Pierre Péan et Philippe Cohen, La face cachée du Monde, Éditions des mille et une nuits 2003

18 mai 2003

Le Monde est-il un bon journal ? Certains de mes amis, qui le lisent chaque jour, pensent que c’est le meilleur journal français (valeur relative) et même que c’est un excellent journal (valeur absolue).

Suis-je trop difficile ? Le Monde me tombe des mains. Je l’achète une fois par mois et ma réaction est toujours la même : je ne supporte pas ces longs articles sans conclusion ; ces insinuations vagues (« dans les milieux patronaux, on dit que… ») ; cet acharnement contre des personnes accusées à longueur de page de délits imaginaires (pensons à l'affaire Hervé Le Bras). Certes, la rubrique scientifique est bonne ainsi que la rubrique « sports », mais cela ne suffit pas pour équilibrer la balance : selon mes critères, Le Monde est devenu un mauvais journal.

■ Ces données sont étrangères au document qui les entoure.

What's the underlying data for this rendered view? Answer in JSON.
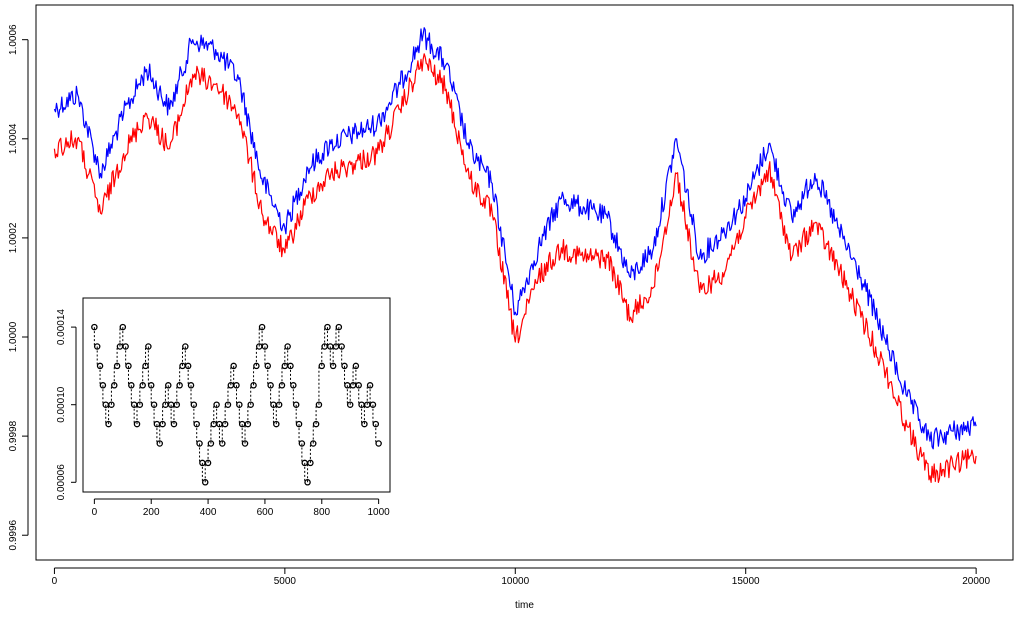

Le New York Times vient de pousser à la démission un journaliste, Jayson Blair, parce qu'il avait « bidonné[1] ». Il prétendait interviewer des personnes, visiter les lieux, faire du travail de terrain, mais en fait il s’alimentait sur l’Internet ou en lisant d’autres journaux. Ses articles contenaient des erreurs mais comme il avait une bonne plume certains de ses collègues l’admiraient. Au Monde, aurait-il été viré pour cela ?

Je suis donc sur le fond d’accord avec Péan et Cohen. Et pourtant leur livre m’a écœuré. Certes, comme le disent ceux de mes amis qui aiment Le Monde, il est bon qu’il soit permis de critiquer une telle Puissance. Mais s’agit-il ici de critique ou de dénigrement ? Péan et Cohen utilisent les procédés dont ils font grief au Monde : attaques ad hominem, accumulation de ragots (cela rappelle le Verbatim d’Attali), absence de nuances, instruction à charge. Oui, Le Monde est un mauvais journal, c’est entendu, mais tout n’y est pas mauvais. Pour être vraiment efficace, il aurait fallu que la critique fût équilibrée – que ce fût une vraie critique.

Pourquoi des personnes intelligentes, honnêtes et fines apprécient-elles à la fois Le Monde et le livre de Péan et Cohen ? je crois que c’est parce qu’elles sont tellement honnêtes qu’elles ne devinent pas, ne sentent pas, ne peuvent pas même entrevoir la rouerie de manipulateurs que grise leur pouvoir d’influence.


[1] Voir « Correcting the Record », New York Times, 11 mai 2003.